Optimizing image generation prompting using CLIP scores#

In this notebook we will compare different prompts and measure a text-to-image similarity metric: The CLIP score.

import torch
import numpy as np
from skimage.io import imread
import stackview
from diffusers import DiffusionPipeline, AutoencoderTiny
import pandas as pd
import seaborn as sns
import matplotlib.pyplot as plt

This is how the metric is initialized

from torchmetrics.multimodal.clip_score import CLIPScore
metric = CLIPScore(model_name_or_path="openai/clip-vit-base-patch16")

We start with this example image.

image = imread("data/real_cat.png")
stackview.insight(image)
shape(512, 512, 3)
dtypeuint8
size768.0 kB
min0
max255
score = metric(torch.as_tensor(image), "cat")
score.detach()
tensor(25.3473)
score = metric(torch.as_tensor(image), "microscope")
float(score.detach())
30.786285400390625

Recap: Generating images#

We will now use a prompt to generate an image and will measure if it shows a cat.

pipe = DiffusionPipeline.from_pretrained(
    "stabilityai/stable-diffusion-2-1-base", torch_dtype=torch.float16
)
pipe = pipe.to("cuda")
prompt = "Draw a realistic photo of a cat."

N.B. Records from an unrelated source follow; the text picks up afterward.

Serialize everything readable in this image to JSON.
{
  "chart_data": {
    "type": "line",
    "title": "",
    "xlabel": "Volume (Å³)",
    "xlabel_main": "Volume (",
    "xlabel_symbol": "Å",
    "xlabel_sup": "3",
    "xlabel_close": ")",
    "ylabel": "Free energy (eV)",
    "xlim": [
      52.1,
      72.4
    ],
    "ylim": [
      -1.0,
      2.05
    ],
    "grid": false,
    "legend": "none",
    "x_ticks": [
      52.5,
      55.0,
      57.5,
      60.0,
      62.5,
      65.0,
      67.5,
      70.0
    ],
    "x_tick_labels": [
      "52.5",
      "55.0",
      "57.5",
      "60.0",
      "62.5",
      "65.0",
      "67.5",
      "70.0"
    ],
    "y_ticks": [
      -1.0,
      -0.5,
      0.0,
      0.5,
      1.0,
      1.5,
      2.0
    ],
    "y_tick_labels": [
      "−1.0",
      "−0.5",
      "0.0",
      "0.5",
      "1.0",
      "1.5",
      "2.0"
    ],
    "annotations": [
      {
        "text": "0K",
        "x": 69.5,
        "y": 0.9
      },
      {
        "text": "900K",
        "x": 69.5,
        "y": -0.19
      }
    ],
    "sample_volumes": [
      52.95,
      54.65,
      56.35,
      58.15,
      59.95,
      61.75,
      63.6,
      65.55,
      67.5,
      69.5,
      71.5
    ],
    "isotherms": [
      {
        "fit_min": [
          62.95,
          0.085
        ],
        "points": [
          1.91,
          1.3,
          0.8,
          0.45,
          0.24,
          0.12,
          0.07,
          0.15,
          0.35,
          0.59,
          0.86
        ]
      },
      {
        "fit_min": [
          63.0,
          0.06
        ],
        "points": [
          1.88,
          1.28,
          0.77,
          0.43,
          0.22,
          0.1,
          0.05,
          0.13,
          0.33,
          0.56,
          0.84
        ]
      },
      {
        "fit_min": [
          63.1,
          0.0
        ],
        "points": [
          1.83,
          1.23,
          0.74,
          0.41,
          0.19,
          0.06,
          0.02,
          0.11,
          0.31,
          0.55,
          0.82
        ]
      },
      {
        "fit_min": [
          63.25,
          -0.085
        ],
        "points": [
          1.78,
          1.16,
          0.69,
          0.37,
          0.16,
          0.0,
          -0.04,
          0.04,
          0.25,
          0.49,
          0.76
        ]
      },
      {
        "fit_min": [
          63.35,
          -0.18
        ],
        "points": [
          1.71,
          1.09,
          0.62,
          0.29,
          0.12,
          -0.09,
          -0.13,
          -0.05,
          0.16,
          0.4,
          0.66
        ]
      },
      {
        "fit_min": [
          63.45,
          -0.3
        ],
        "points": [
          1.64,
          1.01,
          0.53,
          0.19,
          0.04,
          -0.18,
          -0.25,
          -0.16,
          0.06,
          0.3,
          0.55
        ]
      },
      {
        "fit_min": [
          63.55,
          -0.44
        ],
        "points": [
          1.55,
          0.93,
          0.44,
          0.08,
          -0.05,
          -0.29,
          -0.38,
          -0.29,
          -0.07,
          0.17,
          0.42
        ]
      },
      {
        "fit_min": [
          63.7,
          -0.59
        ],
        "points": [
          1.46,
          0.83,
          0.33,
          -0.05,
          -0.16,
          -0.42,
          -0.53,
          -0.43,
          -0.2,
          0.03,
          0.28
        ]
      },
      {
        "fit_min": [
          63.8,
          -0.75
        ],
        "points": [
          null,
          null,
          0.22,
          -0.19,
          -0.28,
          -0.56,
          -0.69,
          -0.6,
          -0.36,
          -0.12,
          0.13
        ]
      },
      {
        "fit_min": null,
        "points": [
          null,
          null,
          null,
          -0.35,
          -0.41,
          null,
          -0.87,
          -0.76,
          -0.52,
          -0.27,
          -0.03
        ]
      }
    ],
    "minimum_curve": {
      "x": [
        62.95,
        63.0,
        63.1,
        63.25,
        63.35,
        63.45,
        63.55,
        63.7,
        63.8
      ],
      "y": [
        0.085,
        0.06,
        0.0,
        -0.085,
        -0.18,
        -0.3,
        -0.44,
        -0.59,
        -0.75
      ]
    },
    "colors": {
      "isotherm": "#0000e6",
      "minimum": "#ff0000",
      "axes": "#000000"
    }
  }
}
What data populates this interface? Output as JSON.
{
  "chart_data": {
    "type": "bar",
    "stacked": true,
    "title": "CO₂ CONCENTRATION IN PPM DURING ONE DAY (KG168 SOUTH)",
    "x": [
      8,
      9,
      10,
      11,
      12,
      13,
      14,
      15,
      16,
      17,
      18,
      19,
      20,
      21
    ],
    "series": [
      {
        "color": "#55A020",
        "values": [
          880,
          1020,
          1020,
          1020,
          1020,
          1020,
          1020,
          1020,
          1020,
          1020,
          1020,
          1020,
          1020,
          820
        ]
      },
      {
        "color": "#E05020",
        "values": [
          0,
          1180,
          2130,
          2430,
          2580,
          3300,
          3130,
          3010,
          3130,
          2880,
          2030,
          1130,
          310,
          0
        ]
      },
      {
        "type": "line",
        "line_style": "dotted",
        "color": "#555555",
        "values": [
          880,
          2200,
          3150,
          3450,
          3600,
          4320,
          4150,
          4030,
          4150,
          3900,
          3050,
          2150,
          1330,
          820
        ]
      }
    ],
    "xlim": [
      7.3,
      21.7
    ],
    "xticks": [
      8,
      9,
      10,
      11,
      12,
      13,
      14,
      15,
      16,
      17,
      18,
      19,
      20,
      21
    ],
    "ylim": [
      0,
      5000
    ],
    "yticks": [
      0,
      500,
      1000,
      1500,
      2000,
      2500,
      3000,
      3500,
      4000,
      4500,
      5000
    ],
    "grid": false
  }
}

cat = pipe(prompt).images[0]
cat
../_images/d7a9358f6e5ca841b2f9a60cfd66cf171622b375766560fa9324d38cbbe2f53e.png
score = metric(torch.as_tensor(np.array(cat)), "cat")
np.asarray(score.detach())
array(26.65498, dtype=float32)

Benchmarking prompts#

To compare different prompts quantitatively, we run image generation in a loop and measure their quality. As a control, we also generate images that show dogs and no cats.

Using this strategy, we can do prompt engineering / prompt optimization in an informed way.

num_attempts = 10
prompts = ["Draw a realistic photo of a cat.", 
           "Draw a cat",
           "cat", 
           "Draw a realistic photo of a dog."]

data = {"prompt":[],
        "score":[]}
for prompt in prompts:
    for i in range(num_attempts):
        image = pipe(prompt, disable_tqdm=True).images[0]

        score = metric(torch.as_tensor(np.array(image)), "cat")
        data["score"].append(float(score.detach()))
        data["prompt"].append(prompt)
data = pd.DataFrame(data)
data
prompt score
0 Draw a realistic photo of a cat. 27.656635
1 Draw a realistic photo of a cat. 26.781824
2 Draw a realistic photo of a cat. 27.483803
3 Draw a realistic photo of a cat. 26.999044
4 Draw a realistic photo of a cat. 27.809370
5 Draw a realistic photo of a cat. 27.048084
6 Draw a realistic photo of a cat. 28.171909
7 Draw a realistic photo of a cat. 25.953665
8 Draw a realistic photo of a cat. 26.899948
9 Draw a realistic photo of a cat. 30.001472
10 Draw a cat 28.417461
11 Draw a cat 27.374229
12 Draw a cat 27.655571
13 Draw a cat 27.965340
14 Draw a cat 27.172005
15 Draw a cat 27.536922
16 Draw a cat 29.083773
17 Draw a cat 29.016024
18 Draw a cat 25.260868
19 Draw a cat 25.417572
20 cat 27.310360
21 cat 25.902298
22 cat 26.449892
23 cat 27.699142
24 cat 19.328476
25 cat 27.631119
26 cat 21.009279
27 cat 22.222973
28 cat 17.562325
29 cat 27.389830
30 Draw a realistic photo of a dog. 20.009043
31 Draw a realistic photo of a dog. 21.995111
32 Draw a realistic photo of a dog. 19.825274
33 Draw a realistic photo of a dog. 21.263514
34 Draw a realistic photo of a dog. 21.207270
35 Draw a realistic photo of a dog. 19.247950
36 Draw a realistic photo of a dog. 21.005089
37 Draw a realistic photo of a dog. 22.206501
38 Draw a realistic photo of a dog. 20.775682
39 Draw a realistic photo of a dog. 18.967247
# Plotting the boxplot
plt.figure(figsize=(10, 6))
sns.boxplot(x='prompt', y='score', data=data)
plt.title('Boxplot of Scores by Prompt')
plt.xlabel('Prompt')
plt.ylabel('Score')
plt.show()
../_images/78e9bf8a9842a35644c01f90c3fc1767961b20809891e90685058fd62abfc3f1.png

Exercise#

Append more prompts to the list above. Attempt to improve the score for the image showing a cat.

Measure which of the prompts produces the most photorealistic images.